CXL. (Ib. 31, 18.) Sur les deux tables de la Loi.
– « Et il donna à Moïse, aussitôt qu’il eut cessé de lui parler sur le mont Sinaï, les deux tables du témoignage, qui étaient de pierre et écrites du doigt de Dieu. » Après avoir révélé tant de choses à Moïse, Dieu ne lui donne cependant que deux tables de pierre, appelées tables du témoignage, et destinées à demeurer dans l’arche. C’est que, à le bien prendre, et si l’on y regarde attentivement, on se convaincra que toutes les autres prescriptions de Dieu découlent des dix commandements gravés sur les deux tables, comme ces dix commandements, à leur tour, se résument dans ces ceux-ci, l’amour de Dieu et du prochain, où sont renfermés la Loi et les Prophètes[2].


CXLI. (Ib. 32, 2.) Sur le Veau d’or.
— Quand Aaron exige que « les femmes et les filles se dépouillent de leurs pendants d’oreilles » pour qu’il leur en lasse des dieux, on peut raisonnablement penser qu’il leur impose ce pénible sacrifice, afin de les détourner de leur projet. Cette grande privation qu’elles se sont imposée pour avoir tout l’or nécessaire à la fabrication d’une idole, j’ai cru devoir la remarquer à l’adresse de ceux qui s’attristent quand Dieu ordonne de faire ou de supporter patiemment, quelque chose de semblable pour obtenir la vie éternelle.

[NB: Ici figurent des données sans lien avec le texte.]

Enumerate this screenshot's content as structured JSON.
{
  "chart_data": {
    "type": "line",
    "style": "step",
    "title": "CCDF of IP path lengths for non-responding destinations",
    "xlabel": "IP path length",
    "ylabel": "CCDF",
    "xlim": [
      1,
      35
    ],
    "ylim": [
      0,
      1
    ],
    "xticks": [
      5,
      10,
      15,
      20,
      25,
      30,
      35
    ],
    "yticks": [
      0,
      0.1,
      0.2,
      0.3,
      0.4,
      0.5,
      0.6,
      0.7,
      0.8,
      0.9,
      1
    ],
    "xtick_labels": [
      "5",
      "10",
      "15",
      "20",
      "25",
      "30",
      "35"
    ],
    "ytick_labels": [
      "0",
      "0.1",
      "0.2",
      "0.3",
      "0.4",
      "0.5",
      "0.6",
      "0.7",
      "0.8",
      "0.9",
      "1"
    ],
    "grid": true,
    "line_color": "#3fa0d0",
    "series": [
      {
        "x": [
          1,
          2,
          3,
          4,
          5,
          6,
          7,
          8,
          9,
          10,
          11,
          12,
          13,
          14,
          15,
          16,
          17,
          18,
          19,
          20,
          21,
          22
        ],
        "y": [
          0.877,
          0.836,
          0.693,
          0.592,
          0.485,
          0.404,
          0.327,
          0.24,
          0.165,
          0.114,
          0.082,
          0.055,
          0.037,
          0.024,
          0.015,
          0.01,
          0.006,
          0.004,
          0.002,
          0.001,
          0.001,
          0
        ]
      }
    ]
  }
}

CXLII. (Ib. 32, 8.) Pensée interprétée.
– Le Seigneur, faisant connaître à Moïse la conduite de son peuple à propos du veau, c’est-à-dire, de l’idole qu’il a faite de son or, lui dit qu’ils se sont écriés : « Israël, ce sont là tes dieux qui t’ont tiré de l’Égypte. » On ne lit pas qu’ils aient tenu ce langage, mais Dieu fait connaître la pensée qui les animait. Le sentiment qu’expriment ces paroles était dans leur cœur, et Dieu ne pouvait l’ignorer.
CXLIII. (Ib. 32, 14.) Quand Dieu fait du mal, il n’est pas méchant, il est juste.
– « Et le Seigneur s’apaisa, pour ne point faire à son peuple le mal dont il avait parlé. » C’est un châtiment qu’il veut dire, comme dans ce passage : « Leur sortie de ce monde a été considérée comme un mal[3]. » Il est dit dans le même sens que « le bien et le mal viennent de Dieu[4] » il n’est pas question ici de la malice propre à l’homme méchant. Dieu n’a point de malice ; mais il envoie des maux aux méchants, parce qu’il est juste.
CXLIV. (Ib. 32, 16.) Moïse brise les deux tables de la Loi.
– Nous voyons Moïse, dans sa colère, jeter et briser les tables du témoignage écrites du doigt de Dieu : profond mystère qui symbolise le second Testament, l’ancien devant un jour disparaître pour faire place au nouveau. Il est bon de le remarquer : si Moïse fut si sévère dans son indignation et sa vengeance, que ne fit.ilauprès du Seigneur pour obtenir grâce en faveur de son peuple ? Ailleurs, dans notre ouvrage contré Fauste, le manichéen[5], nous avons exposé comment, selon nous, il fallait interpréter sa conduite, quand il brise et met dans le feu le veau coulé en fonte, puis en jette la poussière dans l’eau et la fait boire au peuple.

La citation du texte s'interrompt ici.